I tried outside sales, first for a small local courier, then for a safety-supply company, but, with no sales experience and no established territory, I couldn’t support the family. I drifted on and off unemployment for a couple of years. I delivered flyers and catalogs. I worked for a small, and later, a larger building-custodial firm. I spent a couple of years with a Security Guard firm. I patrolled a couple of downtown hotels, and then got moved to a shoe/boot/slipper plant.

I had worked with the leather-cutting department foreman years before. After about a year as security, he talked me into working for him. Starting at $7.01/hr, I worked up to $9.25. He put me on a piece-work job, where the previous operator had made $13.+/hr. Not only did I stay at the nine dollar figure, the company was busy going bankrupt, and I either went back to $7.01 or found a new job.

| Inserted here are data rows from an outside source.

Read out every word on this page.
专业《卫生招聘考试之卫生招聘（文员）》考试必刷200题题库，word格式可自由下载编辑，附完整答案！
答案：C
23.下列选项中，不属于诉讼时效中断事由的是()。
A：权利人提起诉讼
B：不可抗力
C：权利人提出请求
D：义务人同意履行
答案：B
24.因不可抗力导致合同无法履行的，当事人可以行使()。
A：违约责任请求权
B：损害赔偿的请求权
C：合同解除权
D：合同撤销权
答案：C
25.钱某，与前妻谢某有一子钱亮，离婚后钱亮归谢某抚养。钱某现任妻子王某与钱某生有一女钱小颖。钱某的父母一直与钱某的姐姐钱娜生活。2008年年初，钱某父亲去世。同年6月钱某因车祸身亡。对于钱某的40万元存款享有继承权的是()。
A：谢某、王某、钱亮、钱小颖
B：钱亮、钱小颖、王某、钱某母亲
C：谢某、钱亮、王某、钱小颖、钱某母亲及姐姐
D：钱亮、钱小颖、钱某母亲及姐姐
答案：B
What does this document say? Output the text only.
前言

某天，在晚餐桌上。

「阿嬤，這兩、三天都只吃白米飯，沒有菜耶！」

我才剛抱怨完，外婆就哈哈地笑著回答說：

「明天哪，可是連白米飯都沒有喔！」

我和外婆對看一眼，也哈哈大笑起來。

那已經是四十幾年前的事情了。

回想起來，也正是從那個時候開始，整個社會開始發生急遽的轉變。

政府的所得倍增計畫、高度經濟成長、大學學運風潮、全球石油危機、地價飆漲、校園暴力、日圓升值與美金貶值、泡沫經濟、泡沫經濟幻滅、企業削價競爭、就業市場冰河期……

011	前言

I took the seven bucks, and his shit, for a couple of months, until the previous press operator told me that her new employer was hiring – at $11.35. If you dig back to about August, you’ll find a post about how I got that job. The economy now booming, I kept that job for 17.35 years, through three corporate owners. The last wanted to expand too fast, and bought a lot of small plants, all over North America. When the boom went bust again, inevitably, they were asset-rich, but cash-flow poor, and jobs got eliminated until the entire plant closed.

I found that now, jobs were obtained by working through temp-agencies. I got a piece-of-cake job at a steel-parts producer. Just as I was about to be taken on full-time, the 2008 recession kicked in. Thinking I was only going to be laid off for three weeks over Christmas/New Years, I had the temp agency get me a fill-in job with a medium-sized transport firm. The parts firm went kaput, and I had to stick with the new job.

They were shipping steel coils by rail-car, to the prairies and B.C. I worked as part of a framing crew, using lumber to brace the coils from moving during transit. In and out of the terminal and the boxcars, we got rained and snowed on. Not properly wired for compressors, lights and heaters, it was stiflingly hot in the summer, cold in the winter, and dark in the rail-cars, on a four-to-midnight shift. Broken lumber for splinters, nails sticking out, nail-guns and circular saws, I’m surprised no-one was seriously injured.

It was a very physically demanding job, just at the time of life when strength, stamina and body control were waning.  I put in just over two years before qualifying for full government pension, got to Hell out, or got out of Hell, and retired.

It might be a bit different for people with a skilled trade, but for guys like me, working at one job, or for one company your entire life, was over years ago.  My father had had at least ten different jobs by the time I hit the market, and three or four more after I left home.  There are still exceptions.  One of the co-workers at the auto-parts plant retired with 48 years seniority.  He’d been there through six owners/name changes.  The joke was, that he had been waiting at the corner for a trolley-bus, and they erected the building around him.

Now you know the sad employment history of The Archon. Do you feel sorry for poor old Archon, or just sorry for yourself for having read this tale of woe?